Dalam Catatan Harian Sugi Lanus, tertanggal 27 Mei 2022 dijelaskan bahwa Mpu Kuturan secara konsisten disebut berasal dari Maspait/ Maospait, yang mana menurut perkiraan adalah wilayah di sekitar Maospati sekarang, di barat Madiun dengan situs Prasasti Sendang Kamal, yang tak lain petirtan kuno — terletak di Dukuh Sumber Kelurahan Kraton, Kabupaten Magetan. Prasasti-prasasti besar di Sendang Kamal adalah bukti-bukti otentik bahwa wilayah ini adalah salah satu pusat spiritual Jawa dari era Mpu Sindok sampai setidaknya era Dharmawangsa Teguh, cucu Mpu Sindok, dan kemungkinan masih menjadi sentral kepanditaan di era Raja Airlangga. Dari Maspait atau Maospait, Mpu Kuturan pindah ke Bali. Ia menjadi pembawa ajaran parahyangan atau perintis pembuatan Pura atau Parahyangan di Bali.
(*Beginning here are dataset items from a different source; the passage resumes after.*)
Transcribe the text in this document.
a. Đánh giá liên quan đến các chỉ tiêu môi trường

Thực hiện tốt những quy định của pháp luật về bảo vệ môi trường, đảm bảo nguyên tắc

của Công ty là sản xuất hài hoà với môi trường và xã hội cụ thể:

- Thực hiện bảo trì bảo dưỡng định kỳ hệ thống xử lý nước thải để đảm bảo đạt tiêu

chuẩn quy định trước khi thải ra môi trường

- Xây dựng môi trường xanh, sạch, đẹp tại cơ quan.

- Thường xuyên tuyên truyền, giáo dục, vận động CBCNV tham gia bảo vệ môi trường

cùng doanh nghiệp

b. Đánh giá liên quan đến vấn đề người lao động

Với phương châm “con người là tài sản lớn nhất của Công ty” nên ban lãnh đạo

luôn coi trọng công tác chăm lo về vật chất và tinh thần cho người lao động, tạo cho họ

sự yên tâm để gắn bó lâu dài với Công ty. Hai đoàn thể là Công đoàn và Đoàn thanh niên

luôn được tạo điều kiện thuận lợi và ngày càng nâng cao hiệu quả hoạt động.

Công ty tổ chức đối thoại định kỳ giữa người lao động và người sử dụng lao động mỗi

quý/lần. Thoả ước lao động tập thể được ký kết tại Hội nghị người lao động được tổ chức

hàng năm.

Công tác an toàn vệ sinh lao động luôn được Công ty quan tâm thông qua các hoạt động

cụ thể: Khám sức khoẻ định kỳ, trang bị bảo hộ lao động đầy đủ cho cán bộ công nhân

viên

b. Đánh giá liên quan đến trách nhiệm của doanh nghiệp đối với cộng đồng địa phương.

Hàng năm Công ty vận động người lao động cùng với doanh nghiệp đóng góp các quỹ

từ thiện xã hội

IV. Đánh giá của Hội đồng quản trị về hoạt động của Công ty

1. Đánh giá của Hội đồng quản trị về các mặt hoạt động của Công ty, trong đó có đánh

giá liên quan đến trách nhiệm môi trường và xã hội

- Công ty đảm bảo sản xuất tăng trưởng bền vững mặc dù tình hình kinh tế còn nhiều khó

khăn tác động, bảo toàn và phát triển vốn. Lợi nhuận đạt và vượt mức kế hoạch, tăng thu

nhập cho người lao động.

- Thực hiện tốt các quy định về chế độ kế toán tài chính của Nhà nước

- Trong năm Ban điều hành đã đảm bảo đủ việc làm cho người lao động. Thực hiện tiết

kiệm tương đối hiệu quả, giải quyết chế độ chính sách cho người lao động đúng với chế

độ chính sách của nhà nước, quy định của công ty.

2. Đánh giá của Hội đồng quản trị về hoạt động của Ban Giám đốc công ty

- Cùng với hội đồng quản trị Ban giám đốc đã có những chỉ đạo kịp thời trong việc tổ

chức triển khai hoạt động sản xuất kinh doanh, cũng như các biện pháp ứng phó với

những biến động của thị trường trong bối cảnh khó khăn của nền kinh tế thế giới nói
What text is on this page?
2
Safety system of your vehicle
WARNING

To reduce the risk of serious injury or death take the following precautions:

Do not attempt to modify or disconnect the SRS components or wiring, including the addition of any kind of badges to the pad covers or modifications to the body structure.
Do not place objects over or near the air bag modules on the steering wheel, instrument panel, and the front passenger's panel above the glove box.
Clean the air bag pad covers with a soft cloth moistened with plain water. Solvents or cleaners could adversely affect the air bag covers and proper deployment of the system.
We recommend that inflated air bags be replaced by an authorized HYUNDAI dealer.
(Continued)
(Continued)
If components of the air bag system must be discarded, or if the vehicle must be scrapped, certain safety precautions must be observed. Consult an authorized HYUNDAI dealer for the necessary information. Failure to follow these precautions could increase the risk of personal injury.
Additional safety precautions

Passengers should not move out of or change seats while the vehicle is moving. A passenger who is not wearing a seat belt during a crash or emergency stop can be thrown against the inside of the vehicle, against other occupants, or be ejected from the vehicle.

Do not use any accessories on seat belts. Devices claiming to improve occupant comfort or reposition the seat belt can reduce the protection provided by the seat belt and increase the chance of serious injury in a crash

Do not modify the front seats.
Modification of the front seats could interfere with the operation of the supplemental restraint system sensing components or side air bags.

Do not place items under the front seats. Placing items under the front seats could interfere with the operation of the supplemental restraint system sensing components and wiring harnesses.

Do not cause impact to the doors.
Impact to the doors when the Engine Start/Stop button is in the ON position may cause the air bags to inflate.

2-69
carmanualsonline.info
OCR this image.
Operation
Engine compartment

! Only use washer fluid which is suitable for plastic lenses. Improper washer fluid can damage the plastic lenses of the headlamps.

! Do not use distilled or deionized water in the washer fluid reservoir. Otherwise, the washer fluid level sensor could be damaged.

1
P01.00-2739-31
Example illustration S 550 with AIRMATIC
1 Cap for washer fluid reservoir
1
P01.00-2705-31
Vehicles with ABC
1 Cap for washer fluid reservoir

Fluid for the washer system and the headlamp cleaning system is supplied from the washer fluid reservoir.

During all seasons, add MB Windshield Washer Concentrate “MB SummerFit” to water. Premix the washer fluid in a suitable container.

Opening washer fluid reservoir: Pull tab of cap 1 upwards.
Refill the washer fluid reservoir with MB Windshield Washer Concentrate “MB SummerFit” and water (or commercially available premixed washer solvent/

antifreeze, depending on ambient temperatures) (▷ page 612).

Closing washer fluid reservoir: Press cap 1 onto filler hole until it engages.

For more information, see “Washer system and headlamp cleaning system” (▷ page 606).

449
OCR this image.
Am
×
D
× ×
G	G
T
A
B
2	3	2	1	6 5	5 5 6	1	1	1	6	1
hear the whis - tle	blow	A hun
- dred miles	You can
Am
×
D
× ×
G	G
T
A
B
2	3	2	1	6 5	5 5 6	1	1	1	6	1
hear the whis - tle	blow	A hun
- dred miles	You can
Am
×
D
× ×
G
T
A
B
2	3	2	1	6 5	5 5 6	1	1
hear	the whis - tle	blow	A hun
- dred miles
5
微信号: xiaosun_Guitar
Dalam lontar-lontar disebutkan bahwa *ajaran yang dibawa oleh Mpu Kuturan adalah pedoman Parahyangan yang dipakai di Jawa.* Jadi ajaran tersebut bukan ajaran baru, tetapi ajaran atau paham yang telah implementasikan di Jawa. Ini yang dibawa ke Bali dan disemaikan di tanah Bali. Lontar yang memuat teks ajaran Mpu Kuturan — atau dalam lontar disebut sebagai Panugrahan Kuturan yang berjudul Indik Nangun Parahyangan yang artinya Perihal Membangun Kawasan Suci dan Pura. Membicarakan warisan pemikiran Mpu Kuturan yang paling pokok. Lontar-lontar Panugrahan Kuturan ini berisi berbagai aturan membangun desa yang berporos pada parahayangan/pusat pemujaan. Desa terlebih dahulu harus punya titik pivot dan Sekala-Niskala, yang mana berupa perempatan jalan, atau titik strategis balai desa dan atau parahyangan (Pura Pagaduhan, Bale Agung, atau Puseh Desa).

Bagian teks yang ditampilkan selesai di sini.